Den Werbemachern gefällt diese Leistungsideologie so gut, dass sie dafür auch und gerade bei den weniger mit Erfolg Gesegneten Propaganda machen. Weil sie sich einbilden, der Erfolg der deutschen Wirtschaft stehe und falle mit dem Glauben breiter Massen an künftige Erfolge, entdecken sie in der weit verbreiteten Ideologie, der jeweilige Platz auf den verschiedenen Ebenen der Karriereleiter entspreche exakt den persönlichen Fähigkeiten, die Wachstumsbremse. Also sollen alle ungetrübt von ihren schlechten Lebenserfahrungen und entgegen der tautologischen „Erklärung“, sie hätten es nicht weiter gebracht, weil sie zu mehr nicht fähig seien, glauben: In ihnen stecken noch unentdeckte phänomenale Fähigkeiten, die ihnen unerhoffte Aufstiegschancen eröffnen könnten, wenn – sie nur ganz feste daran glaubten. Zu dem Zweck setzen die mentalen Muntermacher als „Loser“ kenntliche Figuren ins Bild und werbetexten: „ Du bist Günter Jauch “. Gerade als Malocher oder Klofrau soll man zu keinem Zeitpunkt die Flinte ins Korn werfen, soll man nie glauben, mehr sei in diesem Leben nicht drin, weil man ja nie wissen kann, was noch alles in einem schlummert!

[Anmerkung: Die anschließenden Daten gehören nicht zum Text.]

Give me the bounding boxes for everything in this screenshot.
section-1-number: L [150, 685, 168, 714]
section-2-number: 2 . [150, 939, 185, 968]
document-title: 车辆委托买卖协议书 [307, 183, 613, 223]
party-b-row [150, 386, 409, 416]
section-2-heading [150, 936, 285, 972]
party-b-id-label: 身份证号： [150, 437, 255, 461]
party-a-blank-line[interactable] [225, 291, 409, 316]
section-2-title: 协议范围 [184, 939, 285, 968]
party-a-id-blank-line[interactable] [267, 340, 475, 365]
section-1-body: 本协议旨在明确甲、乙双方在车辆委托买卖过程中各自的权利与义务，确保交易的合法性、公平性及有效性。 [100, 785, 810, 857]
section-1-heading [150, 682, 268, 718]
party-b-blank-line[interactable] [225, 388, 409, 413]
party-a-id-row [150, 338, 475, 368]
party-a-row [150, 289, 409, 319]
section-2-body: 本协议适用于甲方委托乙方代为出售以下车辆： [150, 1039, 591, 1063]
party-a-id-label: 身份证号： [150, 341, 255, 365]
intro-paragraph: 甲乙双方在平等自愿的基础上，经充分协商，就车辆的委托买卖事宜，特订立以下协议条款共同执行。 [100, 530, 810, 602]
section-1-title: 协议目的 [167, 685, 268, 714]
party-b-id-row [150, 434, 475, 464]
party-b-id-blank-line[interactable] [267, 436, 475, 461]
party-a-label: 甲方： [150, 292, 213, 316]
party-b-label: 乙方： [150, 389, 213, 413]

Gegen den Einwand, die Mehrheit scheitere doch im täglichen Kampf um Spitzenjobs, Geld und Ruhm, immunisieren sich die Propagandisten. Die „Mutmacher“ gehen gerade von den ausbleibenden Erfolgen aus, um bei den „Losern“ den Willen zum Weitermachen zu schüren. Die sollen aus den „Niederlagen, die das Leben ihnen beigebracht hat“, eben nicht den Schluss ziehen , „ mehr war nicht drin“. Ausgerechnet als unbedeutendes mittelund machtloses Würmchen soll man sich einbilden, der bloße positive Wille zum Erfolg könne die Welt aus den Angeln heben: „Ein Schmetterling kann einen Taifun auslösen. Der Windstoß, der durch seinen Flügelschlag verdrängt wird, entwurzelt vielleicht ein paar Kilometer weiter Bäume. Genauso, wie ein Lufthauch sich zu einem Sturm entwickelt, kann deine Tat wirken.“

Die Kampagne bescheinigt den Leuten, dass sie eine kleine Nummer und unbedeutsam sind, und sie nährt gleichzeitig den Irrglauben, ganz exklusiv und unersetzlich zu sein: „Egal, wo du arbeitest. Egal, welche Position du hast. Du hältst den Laden zusammen. Du bist der Laden. Du bist Deutschland.“ Mensch „wie du und ich“ bekommt attestiert, dass er ein Rädchen ist, er soll sich aber nicht fragen, mit welcher Funktion und in welchem Getriebe, sondern sich verhalten, als sei er wahnsinnig wichtig. Gerade wenn die eigene Lage aussichtslos ist, soll man sich ideell in den Erfolg Deutschlands einklinken: „Mag sein, du stehst mit dem Rücken zur Wand oder dem Gesicht zur Mauer. Doch einmal haben wir schon gemeinsam eine Mauer niedergerissen.“ Obwohl man nach wie vor an die Wand gedrückt wird – da wird ja gar nicht Abhilfe versprochen – soll man klotzen für die Nation: „Machen wir uns die Hände schmutzig. Du bist die Hand. Du bist 82 Millionen. Du bist Deutschland.“

Die Nation ist schließlich das wirklich hilfsbedürftige Subjekt! Zwar weit und breit kein „Zuckerwatte-Lecken“, und so mancher steht mit dem Rücken zur Wand – aber das ist doch kein Grund zu meckern! Geschweige denn, danach zu fragen, wer und was einem andauernd Anlässe und Gründe für die Meckerei serviert. Freundschaftliche Verbundenheit und berechnungsloser Dienst sind angesagt: „Behandle dein Land doch einfach wie einen guten Freund. Meckere nicht über ihn, sondern biete ihm deine Hilfe an.“ Unterscheide nicht mehr zwischen „es“ und „ihm“ und leiste was für Deutschland.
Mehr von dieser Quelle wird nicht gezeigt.